I’ve never posted before, and I mean anywhere ever, but I’m on the verge of tears so here it goes. I’m getting married to my best friend and I can’t deal with my mother any more. As a back story, my parents met in High School and married a few years after graduating. After 14 years of marriage, they finally divorced and it destroyed my family, the best explanation for the divorce was that my mom gave up and decided she was going to make herself happy. She then married an Army pilot who is complete Alpha male, he has been married 3 times and I know he has made her cry.
My story is this: I met my fiancé on Facebook, where we lived 1000 miles apart before he moved closer. When we first met he was a student for graphic design and didn’t really have a job. 3 years later, he’s in the Army and has a good paying job and has grown up so much. I love him with everything I am and we work so well together. But I knew my mom didn’t really like him, she said she saw a lot of herself in me and a lot of my dad in him. She thinks that I’ll outgrow him and ‘outshine him’ and that we’ll repeat her marriage. She even tried to set me up with a couple pilots my step dad knows, while I’m still dating my fiancé! My suspicion is that she doesn’t approve because he’s too much like my dad and not like my step dad. I told her I understand her concerns, but that my fiancé is the man I chose. The night we got engaged she was one the first people I called, and this is what she said, “Oh, I was afraid of this.” She came back later saying she meant ‘I knew this was coming’, but the damage is already done.

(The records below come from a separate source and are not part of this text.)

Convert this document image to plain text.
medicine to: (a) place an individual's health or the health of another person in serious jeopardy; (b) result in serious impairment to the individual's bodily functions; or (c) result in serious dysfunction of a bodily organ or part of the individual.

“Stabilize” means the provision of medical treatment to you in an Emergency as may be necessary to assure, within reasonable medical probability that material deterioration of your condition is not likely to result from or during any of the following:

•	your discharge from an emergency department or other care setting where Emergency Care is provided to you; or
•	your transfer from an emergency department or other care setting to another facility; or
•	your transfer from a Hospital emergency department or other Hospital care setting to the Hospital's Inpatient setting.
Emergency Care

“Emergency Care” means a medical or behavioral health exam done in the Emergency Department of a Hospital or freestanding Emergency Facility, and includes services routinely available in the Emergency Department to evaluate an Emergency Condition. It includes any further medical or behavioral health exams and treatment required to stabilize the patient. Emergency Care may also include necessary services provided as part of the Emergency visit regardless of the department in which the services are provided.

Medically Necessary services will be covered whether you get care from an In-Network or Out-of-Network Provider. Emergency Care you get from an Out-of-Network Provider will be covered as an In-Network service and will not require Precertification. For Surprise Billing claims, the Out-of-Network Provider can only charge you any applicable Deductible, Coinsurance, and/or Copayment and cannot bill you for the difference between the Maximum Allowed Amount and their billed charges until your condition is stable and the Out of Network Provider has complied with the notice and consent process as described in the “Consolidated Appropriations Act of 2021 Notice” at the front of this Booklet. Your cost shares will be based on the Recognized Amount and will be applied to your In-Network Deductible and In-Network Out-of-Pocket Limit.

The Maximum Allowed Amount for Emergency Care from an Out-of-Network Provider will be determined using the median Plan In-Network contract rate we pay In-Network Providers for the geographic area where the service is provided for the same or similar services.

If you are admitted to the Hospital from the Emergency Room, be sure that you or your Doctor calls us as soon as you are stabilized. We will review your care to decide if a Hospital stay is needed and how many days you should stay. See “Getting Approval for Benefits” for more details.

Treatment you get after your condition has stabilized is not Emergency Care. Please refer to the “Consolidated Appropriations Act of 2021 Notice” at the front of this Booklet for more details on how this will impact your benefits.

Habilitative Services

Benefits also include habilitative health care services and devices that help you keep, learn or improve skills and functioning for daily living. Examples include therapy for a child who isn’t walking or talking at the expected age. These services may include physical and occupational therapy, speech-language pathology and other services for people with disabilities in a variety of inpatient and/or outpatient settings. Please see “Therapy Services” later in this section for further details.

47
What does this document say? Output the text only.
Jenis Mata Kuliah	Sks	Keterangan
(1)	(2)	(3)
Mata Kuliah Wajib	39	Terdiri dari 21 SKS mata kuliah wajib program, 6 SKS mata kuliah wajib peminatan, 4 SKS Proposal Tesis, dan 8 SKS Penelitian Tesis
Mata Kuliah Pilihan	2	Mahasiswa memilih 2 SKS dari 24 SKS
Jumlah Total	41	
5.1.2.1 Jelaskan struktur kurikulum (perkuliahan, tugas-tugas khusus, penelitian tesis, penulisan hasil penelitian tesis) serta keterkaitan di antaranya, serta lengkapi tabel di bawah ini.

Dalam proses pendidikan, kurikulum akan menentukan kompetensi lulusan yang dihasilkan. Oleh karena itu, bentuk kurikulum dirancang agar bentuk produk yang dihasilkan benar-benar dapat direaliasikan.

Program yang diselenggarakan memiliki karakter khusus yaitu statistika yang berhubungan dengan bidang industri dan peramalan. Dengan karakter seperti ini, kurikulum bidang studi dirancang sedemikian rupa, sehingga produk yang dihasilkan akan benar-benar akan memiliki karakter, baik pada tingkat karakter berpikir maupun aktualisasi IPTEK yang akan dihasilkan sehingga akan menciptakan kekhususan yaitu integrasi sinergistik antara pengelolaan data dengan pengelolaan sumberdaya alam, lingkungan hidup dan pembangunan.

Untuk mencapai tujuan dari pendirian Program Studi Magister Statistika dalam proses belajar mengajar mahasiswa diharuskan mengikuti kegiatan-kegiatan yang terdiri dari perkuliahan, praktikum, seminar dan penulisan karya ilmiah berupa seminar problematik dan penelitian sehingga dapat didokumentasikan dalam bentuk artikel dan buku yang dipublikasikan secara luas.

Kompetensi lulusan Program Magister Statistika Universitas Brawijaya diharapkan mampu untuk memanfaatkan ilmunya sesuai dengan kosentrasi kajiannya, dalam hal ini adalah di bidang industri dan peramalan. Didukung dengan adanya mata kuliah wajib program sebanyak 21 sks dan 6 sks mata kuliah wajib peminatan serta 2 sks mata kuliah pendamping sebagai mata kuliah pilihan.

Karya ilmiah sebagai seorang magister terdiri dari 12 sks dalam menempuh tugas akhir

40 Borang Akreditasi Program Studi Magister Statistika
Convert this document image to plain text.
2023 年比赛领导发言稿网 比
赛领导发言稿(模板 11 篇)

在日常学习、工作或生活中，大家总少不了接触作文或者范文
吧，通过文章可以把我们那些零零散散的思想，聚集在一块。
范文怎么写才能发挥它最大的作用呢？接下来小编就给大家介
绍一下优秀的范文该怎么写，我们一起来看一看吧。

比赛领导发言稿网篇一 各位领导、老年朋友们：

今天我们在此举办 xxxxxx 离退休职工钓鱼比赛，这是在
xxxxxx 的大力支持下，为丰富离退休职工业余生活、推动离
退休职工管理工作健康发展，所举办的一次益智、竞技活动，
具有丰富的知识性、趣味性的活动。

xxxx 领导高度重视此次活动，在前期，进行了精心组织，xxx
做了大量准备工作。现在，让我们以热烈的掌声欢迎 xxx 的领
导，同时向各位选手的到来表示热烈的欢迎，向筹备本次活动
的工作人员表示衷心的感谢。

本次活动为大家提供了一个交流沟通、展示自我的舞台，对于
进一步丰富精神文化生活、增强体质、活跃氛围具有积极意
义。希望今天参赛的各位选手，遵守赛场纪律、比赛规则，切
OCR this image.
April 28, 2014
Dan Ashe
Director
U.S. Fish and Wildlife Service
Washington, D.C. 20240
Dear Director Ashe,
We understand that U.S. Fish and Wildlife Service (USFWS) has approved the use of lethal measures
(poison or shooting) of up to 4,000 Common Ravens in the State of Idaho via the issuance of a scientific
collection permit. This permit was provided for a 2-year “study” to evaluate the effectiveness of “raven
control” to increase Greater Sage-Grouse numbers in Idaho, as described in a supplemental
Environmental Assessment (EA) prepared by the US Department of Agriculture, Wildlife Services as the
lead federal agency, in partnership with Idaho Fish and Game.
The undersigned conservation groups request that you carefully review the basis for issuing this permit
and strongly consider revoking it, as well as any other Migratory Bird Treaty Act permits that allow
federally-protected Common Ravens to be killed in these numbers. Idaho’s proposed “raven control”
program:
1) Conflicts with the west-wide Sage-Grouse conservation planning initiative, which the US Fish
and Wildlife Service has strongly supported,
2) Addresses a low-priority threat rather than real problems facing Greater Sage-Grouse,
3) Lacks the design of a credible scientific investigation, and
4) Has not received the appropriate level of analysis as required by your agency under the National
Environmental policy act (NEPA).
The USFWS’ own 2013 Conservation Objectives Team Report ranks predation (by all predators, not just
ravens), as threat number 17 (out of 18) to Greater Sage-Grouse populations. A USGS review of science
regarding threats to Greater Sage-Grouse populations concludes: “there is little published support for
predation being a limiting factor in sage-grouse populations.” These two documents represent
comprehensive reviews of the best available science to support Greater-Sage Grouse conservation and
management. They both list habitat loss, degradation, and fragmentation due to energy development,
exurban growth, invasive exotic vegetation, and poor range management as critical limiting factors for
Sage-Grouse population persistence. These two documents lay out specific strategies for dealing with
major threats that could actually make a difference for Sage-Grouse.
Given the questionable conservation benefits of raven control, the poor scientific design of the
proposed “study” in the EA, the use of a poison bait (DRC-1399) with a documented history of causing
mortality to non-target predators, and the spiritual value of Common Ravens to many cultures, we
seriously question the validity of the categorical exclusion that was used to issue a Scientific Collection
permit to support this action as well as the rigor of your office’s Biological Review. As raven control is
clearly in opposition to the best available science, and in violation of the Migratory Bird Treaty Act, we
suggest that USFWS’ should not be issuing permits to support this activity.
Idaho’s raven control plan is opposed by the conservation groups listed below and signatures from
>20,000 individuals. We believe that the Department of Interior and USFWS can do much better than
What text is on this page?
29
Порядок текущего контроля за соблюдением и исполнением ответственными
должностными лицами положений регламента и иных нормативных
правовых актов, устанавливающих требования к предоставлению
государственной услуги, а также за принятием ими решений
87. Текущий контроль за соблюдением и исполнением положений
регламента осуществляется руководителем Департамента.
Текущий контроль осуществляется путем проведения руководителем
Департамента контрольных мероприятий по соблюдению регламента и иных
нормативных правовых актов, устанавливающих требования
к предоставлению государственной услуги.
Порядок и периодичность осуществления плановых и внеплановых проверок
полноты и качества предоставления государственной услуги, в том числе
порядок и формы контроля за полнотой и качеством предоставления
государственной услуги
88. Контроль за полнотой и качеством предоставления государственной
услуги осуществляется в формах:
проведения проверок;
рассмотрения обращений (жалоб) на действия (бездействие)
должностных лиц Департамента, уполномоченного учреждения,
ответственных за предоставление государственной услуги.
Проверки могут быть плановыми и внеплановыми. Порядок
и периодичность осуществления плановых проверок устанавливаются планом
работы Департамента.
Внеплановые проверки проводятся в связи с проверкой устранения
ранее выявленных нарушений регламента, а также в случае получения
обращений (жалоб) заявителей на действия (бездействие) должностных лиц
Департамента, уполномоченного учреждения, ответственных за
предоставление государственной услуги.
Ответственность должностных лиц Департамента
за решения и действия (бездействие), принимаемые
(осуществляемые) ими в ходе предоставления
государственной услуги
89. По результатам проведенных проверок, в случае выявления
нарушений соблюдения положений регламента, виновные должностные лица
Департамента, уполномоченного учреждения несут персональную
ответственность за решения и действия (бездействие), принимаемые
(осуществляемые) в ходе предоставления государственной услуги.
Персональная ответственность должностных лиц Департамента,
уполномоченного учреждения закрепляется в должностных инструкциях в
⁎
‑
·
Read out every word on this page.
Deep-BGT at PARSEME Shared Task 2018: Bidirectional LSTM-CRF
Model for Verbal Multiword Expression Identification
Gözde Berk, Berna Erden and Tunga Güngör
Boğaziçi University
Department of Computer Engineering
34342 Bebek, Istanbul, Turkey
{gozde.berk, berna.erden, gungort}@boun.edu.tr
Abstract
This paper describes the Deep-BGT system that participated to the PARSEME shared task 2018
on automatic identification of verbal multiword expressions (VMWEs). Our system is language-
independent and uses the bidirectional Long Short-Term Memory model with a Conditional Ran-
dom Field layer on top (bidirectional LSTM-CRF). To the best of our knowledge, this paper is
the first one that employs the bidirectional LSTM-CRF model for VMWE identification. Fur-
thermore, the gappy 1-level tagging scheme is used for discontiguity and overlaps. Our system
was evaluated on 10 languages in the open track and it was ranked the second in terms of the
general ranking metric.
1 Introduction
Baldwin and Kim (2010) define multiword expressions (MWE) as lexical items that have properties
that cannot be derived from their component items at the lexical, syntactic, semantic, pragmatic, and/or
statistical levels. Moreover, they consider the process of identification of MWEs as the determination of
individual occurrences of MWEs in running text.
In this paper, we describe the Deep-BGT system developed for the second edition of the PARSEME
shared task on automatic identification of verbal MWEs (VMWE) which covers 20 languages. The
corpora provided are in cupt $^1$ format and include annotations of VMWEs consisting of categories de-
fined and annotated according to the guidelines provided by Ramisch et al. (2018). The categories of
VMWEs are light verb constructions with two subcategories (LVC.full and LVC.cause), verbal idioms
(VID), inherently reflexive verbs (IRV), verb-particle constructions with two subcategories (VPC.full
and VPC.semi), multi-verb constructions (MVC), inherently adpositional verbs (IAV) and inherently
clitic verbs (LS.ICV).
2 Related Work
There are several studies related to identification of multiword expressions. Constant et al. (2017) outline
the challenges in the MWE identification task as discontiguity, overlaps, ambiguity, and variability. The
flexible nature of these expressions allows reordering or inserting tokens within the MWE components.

A couple months ago, my fiancé and I had a hiccup, and paused the wedding plans. We did couples counseling and now we have nothing holding us back. All of our friends and families are so happy for us and tell us that we’re great together, except one person. My mother now can’t stand him, saying that ‘He made my baby cry’. She won’t even look at him and makes her feelings known. It is breaking my heart to not have my mothers support. I don’t know what to do, am I really forced to choose between my future husband and my mother?